Rendo eterno tributo a Lopes-Graça, mercê de convite para meu primeiro recital em Lisboa, no dia 14 de Julho de 1959 na Academia de Amadores de Música. Nas décadas posteriores, sempre que visitava Portugal para recitais, encontrava-me com o Mestre em seu Templo, a AAM. Empatias existem ou não. O fascínio pela obra de Lopes-Graça vem da juventude e teve curva sempre ascendente. Admirava sua postura firme, inquebrantável quando convicção ideológica ou música estavam em causa. A incorruptibilidade do pensar do Músico de Tomar tornou-se lendária.

Foram as muitas fotocópias de manuscritos, sempre acompanhadas de estimuladoras dedicatórias recebidas das mãos do compositor, que me fizeram percorrer suas partituras, buscar sorvê-las em suas essencialidades e, posteriormente, gravá-las em três CDs  lançados pela Portugaler e pela PortugalSom-Numérica, a maioria das obras em registro inédito. Os livros que por ele me foram ofertados, guardo-os como bens preciosos, consultando-os com assiduidade. As constantes viagens às terras lusíadas fizeram-me completar o corpus literário do compositor.

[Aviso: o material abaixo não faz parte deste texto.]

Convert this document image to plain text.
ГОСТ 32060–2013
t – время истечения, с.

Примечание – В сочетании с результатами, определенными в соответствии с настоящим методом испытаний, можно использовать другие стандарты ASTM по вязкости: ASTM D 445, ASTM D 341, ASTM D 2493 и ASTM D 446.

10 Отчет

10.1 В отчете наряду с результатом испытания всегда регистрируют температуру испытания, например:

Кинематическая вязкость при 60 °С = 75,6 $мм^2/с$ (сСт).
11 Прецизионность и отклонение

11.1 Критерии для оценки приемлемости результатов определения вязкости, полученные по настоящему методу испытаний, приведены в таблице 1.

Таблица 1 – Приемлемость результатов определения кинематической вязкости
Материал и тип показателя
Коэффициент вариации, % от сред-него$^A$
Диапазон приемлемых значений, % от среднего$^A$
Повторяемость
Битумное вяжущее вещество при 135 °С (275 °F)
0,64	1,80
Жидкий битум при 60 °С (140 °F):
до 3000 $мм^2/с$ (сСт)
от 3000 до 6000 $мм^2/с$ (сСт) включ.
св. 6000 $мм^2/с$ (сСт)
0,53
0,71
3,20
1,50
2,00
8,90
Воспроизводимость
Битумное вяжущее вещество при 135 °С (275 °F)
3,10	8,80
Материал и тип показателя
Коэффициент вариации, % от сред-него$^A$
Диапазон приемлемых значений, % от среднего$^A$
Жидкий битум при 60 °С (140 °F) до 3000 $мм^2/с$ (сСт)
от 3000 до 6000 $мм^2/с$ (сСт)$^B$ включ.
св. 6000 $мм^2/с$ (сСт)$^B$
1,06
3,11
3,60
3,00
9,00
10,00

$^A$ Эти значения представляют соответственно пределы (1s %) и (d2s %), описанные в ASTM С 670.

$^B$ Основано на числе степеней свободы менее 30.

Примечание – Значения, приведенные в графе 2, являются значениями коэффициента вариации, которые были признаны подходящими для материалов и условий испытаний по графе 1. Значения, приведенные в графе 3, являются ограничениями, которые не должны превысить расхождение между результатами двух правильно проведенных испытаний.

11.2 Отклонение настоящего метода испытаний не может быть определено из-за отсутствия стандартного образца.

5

Acredito firmemente que em breve Lopes-Graça será reconhecido com justo mérito, em termos universais, como um dos maiores mestres do século XX. Já o é, sempre o foi, falta-lhe a divulgação incisiva além-fronteiras. Sua produção enorme e criteriosa, a abordar inúmeros gêneros musicais, seu estilo definido, pois somente os grandes deixam “impressões digitais” sobre a partitura, levarão seu nome aos quatro ventos. Esforços estão sendo feitos em Portugal através de gravações, edições de partituras e consistentes estudos críticos sobre a opera omnia do compositor. Intérpretes portugueses estão a repertoriá-lo sonoramente em terras lusíadas e esse é um aspecto dignificante. Contudo, “navegar é preciso…”. Há a necessidade de o Estado fazer sua parte de maneira a não deixar dúvidas quanto às intenções. Lopes-Graça é joia rara, assim como, num paralelo, Villa-Lobos o é. Representam para Portugal e Brasil, respectivamente, seus nomes maiores.

Clique para ouvir de Fernando Lopes-Graça:

Das “Viagens na Minha Terra”:  “Em Alcobaça dançando um velho fandango”  (piano: J.E.M., selo Portugaler)

Das “Músicas Fúnebres”: “Deploração na morte de Samora Machel” (piano: J.E.M., selo PortugalSom/Numérica)

On the 20th anniversary of Lopes-Graça’s death, Portugal pays respect to the great composer with a series of events. I have been contacted by two Portuguese organizations: TSF Radio for an interview and Associação Lopes-Graça for a brief account of my relationship with him for posters that will be on display at the City Hall of Matosinhos and at the Portuguese Music Museum. I can’t help thinking how shameful it is for us, Brazilians, to ignore the works of this outstanding artist, a rare jewel that deserves to be put on a level with the greatest names of the 20th century.